O Conselho Nacional Eleitoral (CNE) decidiu retirar completamente as medidas preventivas que impediam a empresa de pesquisas AtlasIntel de divulgar pesquisas eleitorais, permitindo à empresa trabalhar no próximo passo. A decisão tomada pela maioria no Plenário aborda a questão da legalidade e competência de impor restrições à publicação de sondagens de opinião em contexto eleitoral.
Como mencionado Uma semana, A Assembleia Nacional do Conselho Nacional Eleitoral decidiu cancelar as restrições inicialmente impostas pela juíza Fabiola Márquez.que ordenou a suspensão da publicação das pesquisas da AtlasIntel durante a campanha presidencial.
A ideia básica da Assembleia é que nenhum juiz pode limitar de forma alguma os direitos fundamentais.e todas essas medidas devem ter a aprovação de nove membros do tribunal.
De acordo com relatos dos meios de comunicação social, as medidas de precaução foram levantadas, o que permitiu aos investigadores continuar a distribuir as medições nas semanas que antecederam a segunda volta presidencial.
A decisão atual, portanto, tem mais valor simbólico do que prático em relação ao processo eleitoral.até que a proibição legal de divulgação de pesquisas pré-eleitorais entrasse em vigor.

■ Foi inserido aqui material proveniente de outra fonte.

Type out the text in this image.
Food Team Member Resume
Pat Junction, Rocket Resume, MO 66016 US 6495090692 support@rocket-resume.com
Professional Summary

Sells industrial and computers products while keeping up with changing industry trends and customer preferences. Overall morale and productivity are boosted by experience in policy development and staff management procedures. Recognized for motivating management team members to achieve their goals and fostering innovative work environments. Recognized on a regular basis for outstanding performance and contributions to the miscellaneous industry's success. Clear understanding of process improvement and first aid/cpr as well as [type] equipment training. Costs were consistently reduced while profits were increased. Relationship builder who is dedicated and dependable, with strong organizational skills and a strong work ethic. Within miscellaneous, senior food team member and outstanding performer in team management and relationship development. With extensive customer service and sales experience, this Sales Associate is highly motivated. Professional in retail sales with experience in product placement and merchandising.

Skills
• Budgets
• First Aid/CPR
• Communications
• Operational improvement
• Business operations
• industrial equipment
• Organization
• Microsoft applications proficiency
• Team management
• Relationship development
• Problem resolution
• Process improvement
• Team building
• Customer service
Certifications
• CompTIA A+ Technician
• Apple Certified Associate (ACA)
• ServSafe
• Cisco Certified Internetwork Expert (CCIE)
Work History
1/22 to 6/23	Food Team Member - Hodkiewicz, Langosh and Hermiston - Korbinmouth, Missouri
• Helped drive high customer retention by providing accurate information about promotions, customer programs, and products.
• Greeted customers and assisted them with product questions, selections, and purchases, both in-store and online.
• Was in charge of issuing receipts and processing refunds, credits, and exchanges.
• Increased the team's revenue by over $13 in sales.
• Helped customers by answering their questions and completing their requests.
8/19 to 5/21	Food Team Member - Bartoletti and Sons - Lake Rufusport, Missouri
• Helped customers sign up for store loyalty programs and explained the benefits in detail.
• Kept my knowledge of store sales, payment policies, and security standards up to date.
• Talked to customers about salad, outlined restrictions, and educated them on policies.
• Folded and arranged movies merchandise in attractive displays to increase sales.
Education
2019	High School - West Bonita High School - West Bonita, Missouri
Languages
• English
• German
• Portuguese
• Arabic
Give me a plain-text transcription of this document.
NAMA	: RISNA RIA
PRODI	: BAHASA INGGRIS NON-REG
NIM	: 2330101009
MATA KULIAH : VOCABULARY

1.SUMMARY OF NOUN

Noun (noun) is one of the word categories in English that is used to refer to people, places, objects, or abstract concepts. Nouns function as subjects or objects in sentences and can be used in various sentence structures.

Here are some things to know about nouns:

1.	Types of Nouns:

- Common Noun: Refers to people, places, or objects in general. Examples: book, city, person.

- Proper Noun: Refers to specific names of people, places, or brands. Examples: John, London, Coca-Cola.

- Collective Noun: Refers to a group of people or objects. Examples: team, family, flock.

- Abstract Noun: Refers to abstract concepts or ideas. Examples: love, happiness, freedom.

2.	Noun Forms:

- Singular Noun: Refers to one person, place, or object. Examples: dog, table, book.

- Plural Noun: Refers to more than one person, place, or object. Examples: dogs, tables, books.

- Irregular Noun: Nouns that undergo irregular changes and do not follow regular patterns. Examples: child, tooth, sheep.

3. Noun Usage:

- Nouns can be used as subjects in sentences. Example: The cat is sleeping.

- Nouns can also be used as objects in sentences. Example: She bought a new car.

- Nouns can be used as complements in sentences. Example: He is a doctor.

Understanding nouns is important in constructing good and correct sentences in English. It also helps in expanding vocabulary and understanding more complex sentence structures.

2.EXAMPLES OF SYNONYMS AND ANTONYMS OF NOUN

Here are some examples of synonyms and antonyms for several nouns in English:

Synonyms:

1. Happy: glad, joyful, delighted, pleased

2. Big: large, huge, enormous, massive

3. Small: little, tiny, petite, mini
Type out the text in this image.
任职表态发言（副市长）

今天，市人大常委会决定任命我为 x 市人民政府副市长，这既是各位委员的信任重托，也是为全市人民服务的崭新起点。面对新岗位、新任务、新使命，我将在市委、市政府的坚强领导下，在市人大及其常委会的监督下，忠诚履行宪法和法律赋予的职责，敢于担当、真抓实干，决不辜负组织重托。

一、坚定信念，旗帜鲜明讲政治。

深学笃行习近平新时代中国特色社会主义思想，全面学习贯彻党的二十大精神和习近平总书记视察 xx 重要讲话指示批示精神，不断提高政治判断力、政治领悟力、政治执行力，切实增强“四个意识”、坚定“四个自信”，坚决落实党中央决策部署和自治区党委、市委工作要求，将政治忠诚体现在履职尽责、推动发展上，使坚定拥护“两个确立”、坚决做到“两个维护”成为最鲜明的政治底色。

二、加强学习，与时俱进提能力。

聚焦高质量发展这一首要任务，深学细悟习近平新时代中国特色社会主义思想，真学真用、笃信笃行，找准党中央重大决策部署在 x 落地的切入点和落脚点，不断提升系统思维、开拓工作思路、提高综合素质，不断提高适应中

A AtlasIntel, conhecida pela sua precisão em investigações anteriores, está no centro das questões sobre a ilegalidade da nova lei sobre investigações e a legalidade dos seus métodos. O juiz Márquez, na ação de Liquidação Histórica, destacou que o estudo da empresa é semelhante ao levantamento e não atende a todos os requisitos da lei. Arquivo CNE-E-DG-2026-014724.
A CNE destacou isto, ao examinar o assunto A restrição à divulgação da investigação pode ser considerada desproporcional e não há perigo iminente que justifique a medida. Além disso, esta organização lembrou que o Conselho de Estado suspendeu recentemente a autoridade da CNE para proibir a publicação da investigação, e alertou que pode ter excedido a sua autoridade no controlo desta empresa.
Na votação final, Oito juízes foram favoráveis ao levantamento das restrições e apenas um manteve a sua posição original. Altus Baquero, um dos juízes, apresentou um voto salvador no qual destacou a necessidade de unificar e racionalizar os procedimentos administrativos e as decisões judiciais relativas ao controle da investigação, embora tenha se afastado da maioria quanto à origem das medidas restritivas.

A decisão do tribunal anula o artigo segundo do decreto de 19 de maio de 2026, que suspendeu temporariamente a publicação, divulgação e distribuição de pesquisas eleitorais pela AtlasIntel SAS. Essa medida foi considerada por alguns como uma forma de censura, pois não foi discutida ou aprovada no Senado, o que teria violado o procedimento.
Os institutos de pesquisa divulgaram as suas últimas pesquisas em 15 de maio, que refletiam 38,7% da intenção de voto para Iván Cepeda e 37,3% para Abelardo de la Espriella, um resultado que gerou debate público.
Apesar do levantamento das restrições, A CNE explicou que a investigação sobre o método e a legalidade da investigação da AtlasIntel ainda está aberta. O processo visa apurar se existem irregularidades técnicas ou processuais no estudo da intenção de voto para as eleições presidenciais de 2026.

A decisão da CNE surge poucos dias antes da segunda volta presidencial entre Abelardo de la Espriella e Iván Cepeda Castro. No entanto, esta disposição não afectará a actual concorrência devido à introdução de uma proibição legal da publicação de inquéritos eleitorais até depois das eleições.
O levantamento total das restrições permitirá à AtlasIntel continuar a publicar pesquisas de opinião em futuros processos eleitorais, como as próximas eleições regionais.